A tradition that lives on
When the locks opened in 1917, Scandinavian families started a new tradition in Ballard. They created small “salmon gardens” near the locks where children could watch fish through the viewing windows of the fish ladder. Parents brought children to see salmon making their journey home and told stories about perseverance and the importance of remembering where you come from.
That tradition evolved into what today are the viewing windows of the Ballard Locks fish ladder. Each year thousands of people, especially children, come to watch salmon climb the ladder. There is also a small educational center that explains the salmon life cycle.
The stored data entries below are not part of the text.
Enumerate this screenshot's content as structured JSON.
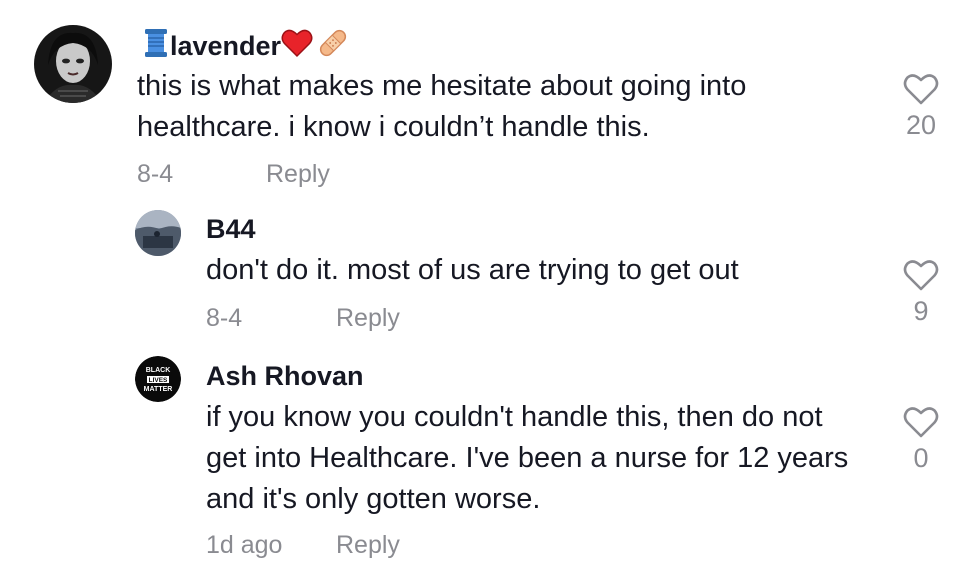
{
  "comments": [
    {
      "username": "lavender",
      "username_emojis": [
        "spool-icon",
        "heart-icon",
        "bandage-icon"
      ],
      "text": "this is what makes me hesitate about going into healthcare. i know i couldn’t handle this.",
      "date": "8-4",
      "reply_label": "Reply",
      "likes": "20"
    },
    {
      "username": "B44",
      "text": "don't do it. most of us are trying to get out",
      "date": "8-4",
      "reply_label": "Reply",
      "likes": "9"
    },
    {
      "username": "Ash Rhovan",
      "avatar_text": [
        "BLACK",
        "LIVES",
        "MATTER"
      ],
      "text": "if you know you couldn't handle this, then do not get into Healthcare. I've been a nurse for 12 years and it's only gotten worse.",
      "date": "1d ago",
      "reply_label": "Reply",
      "likes": "0"
    }
  ],
  "colors": {
    "text": "#161823",
    "muted": "#8a8b91",
    "heart": "#e8232a"
  }
}
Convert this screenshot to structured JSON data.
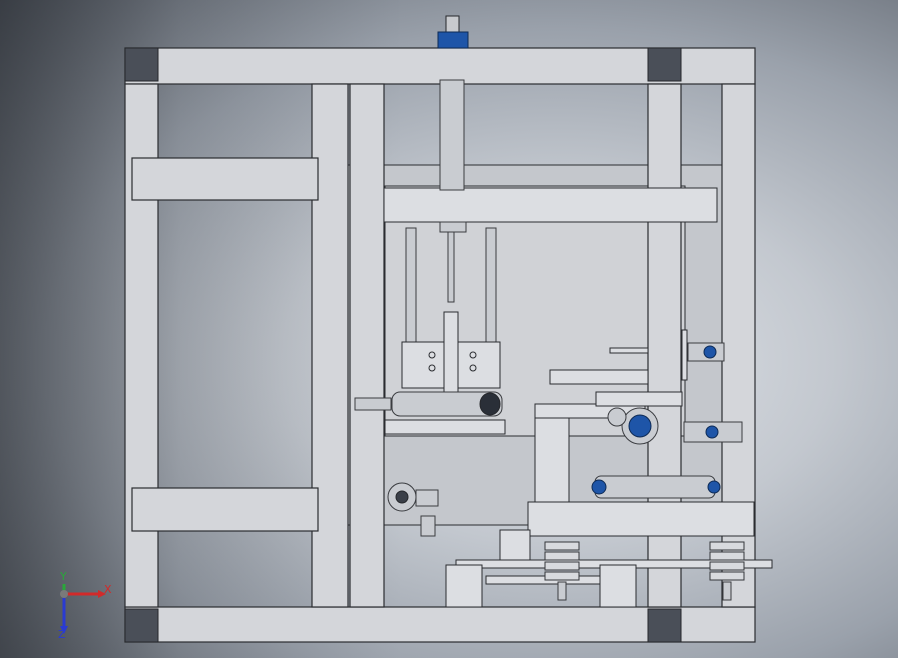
{
  "viewport": {
    "background_accent": "#9aa1ab",
    "frame_color": "#d4d6da",
    "blue_part_color": "#1e55a8"
  },
  "triad": {
    "x_label": "X",
    "y_label": "Y",
    "z_label": "Z",
    "x_color": "#d22a2a",
    "y_color": "#2aa63a",
    "z_color": "#2a3bd2"
  }
}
Interestingly, thanks to the immigrants’ persistence, the Ballard Locks fish ladder became a model for hundreds of similar structures across America. Engineers from other states came to study its design. The principle the Scandinavian women defended—“build with nature, not against it”—became a foundation of modern ecological engineering.
Why it’s important to remember
Today about half a million salmon pass through the Ballard Locks fish ladder each year. Species include Chinook, coho, chum, and others. They climb the very steps that exist because a group of immigrant women were not afraid to tell the educated engineers, “You are missing something.”
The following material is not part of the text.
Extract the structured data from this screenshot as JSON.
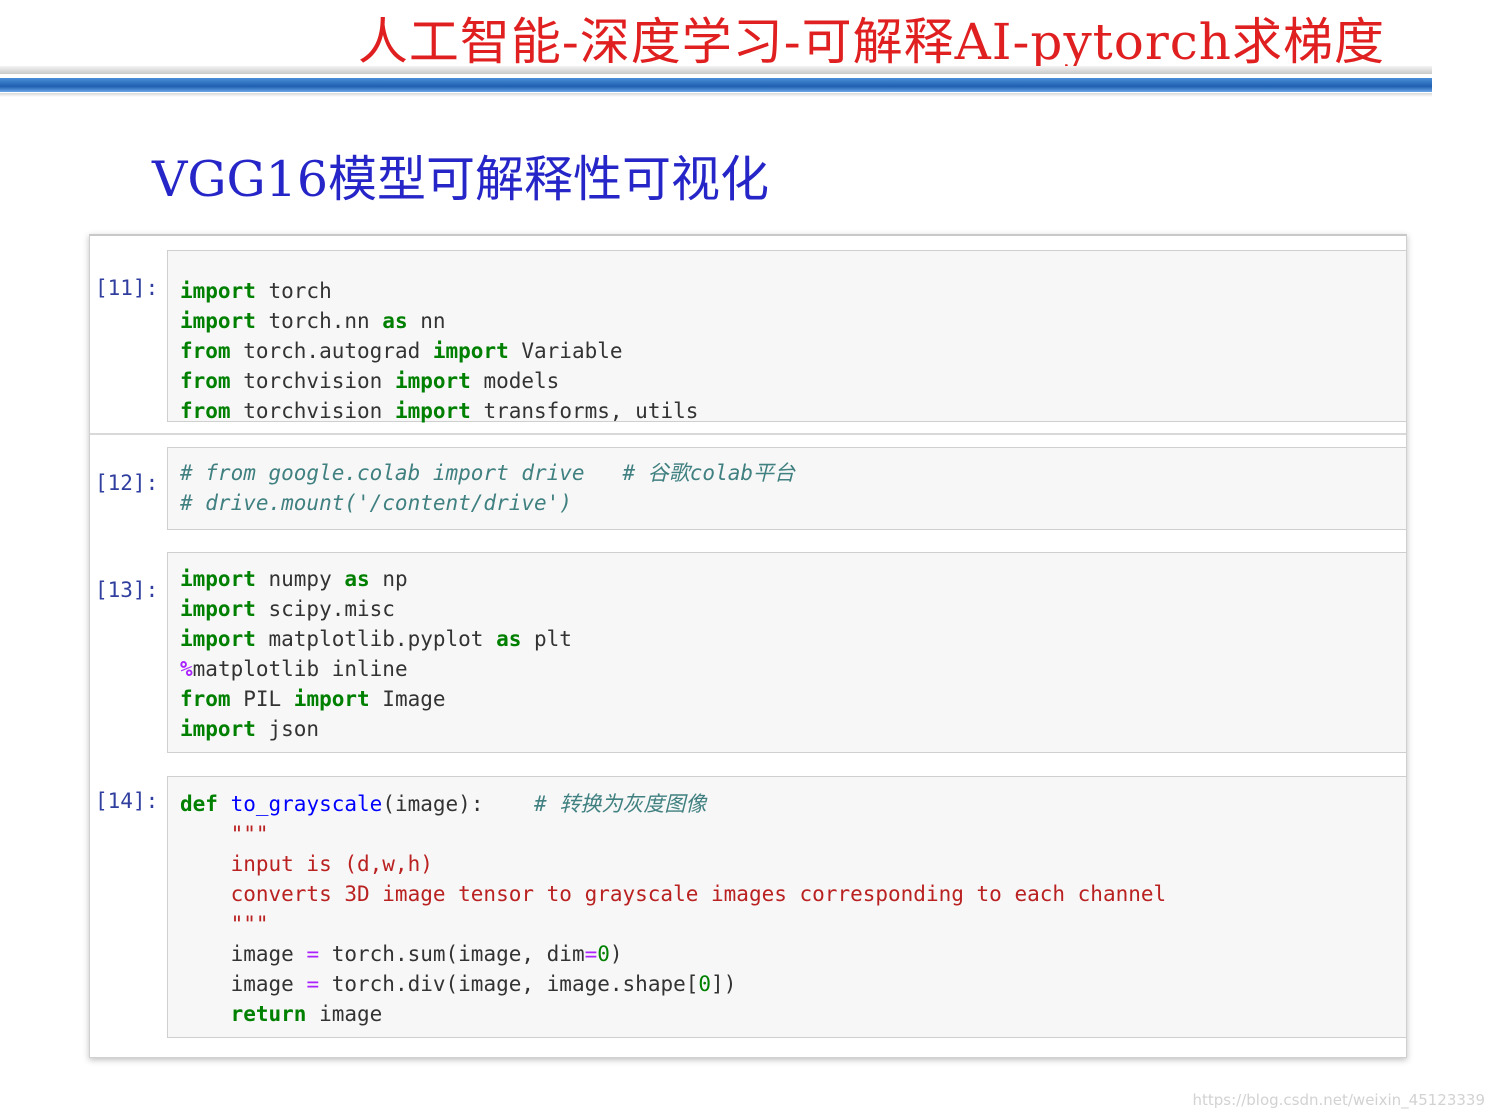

This story teaches several important lessons. First, knowledge comes from many sources. Sometimes wisdom passed from grandmothers to grandchildren matters more than university textbooks. Second, when people move to new places they bring not only suitcases of clothes but also the experiences of their peoples—and that experience can help solve problems in their new home.
Third, voices that initially seem unimportant—those of women, immigrants, people without degrees—sometimes speak the most crucial truths. If engineers had not listened to the Scandinavian women, the Lake Washington Ship Canal would today be dead, without salmon and without the many other fish and animals that depend on salmon.
Finally, this story reminds us that caring for nature is not a new fashionable idea. Many cultures have long known we must live in harmony with rivers, forests, and animals. Sometimes we just need to stop and listen to those who remember these ancient lessons.
The next time you see a salmon—in a store, in a book, or, if you’re lucky, in a river—remember the women who crossed an ocean and carried the wisdom of the fjords. Remember the children who named little fish in salmon gardens. And remember that any one of us can be the voice that protects what cannot speak for itself.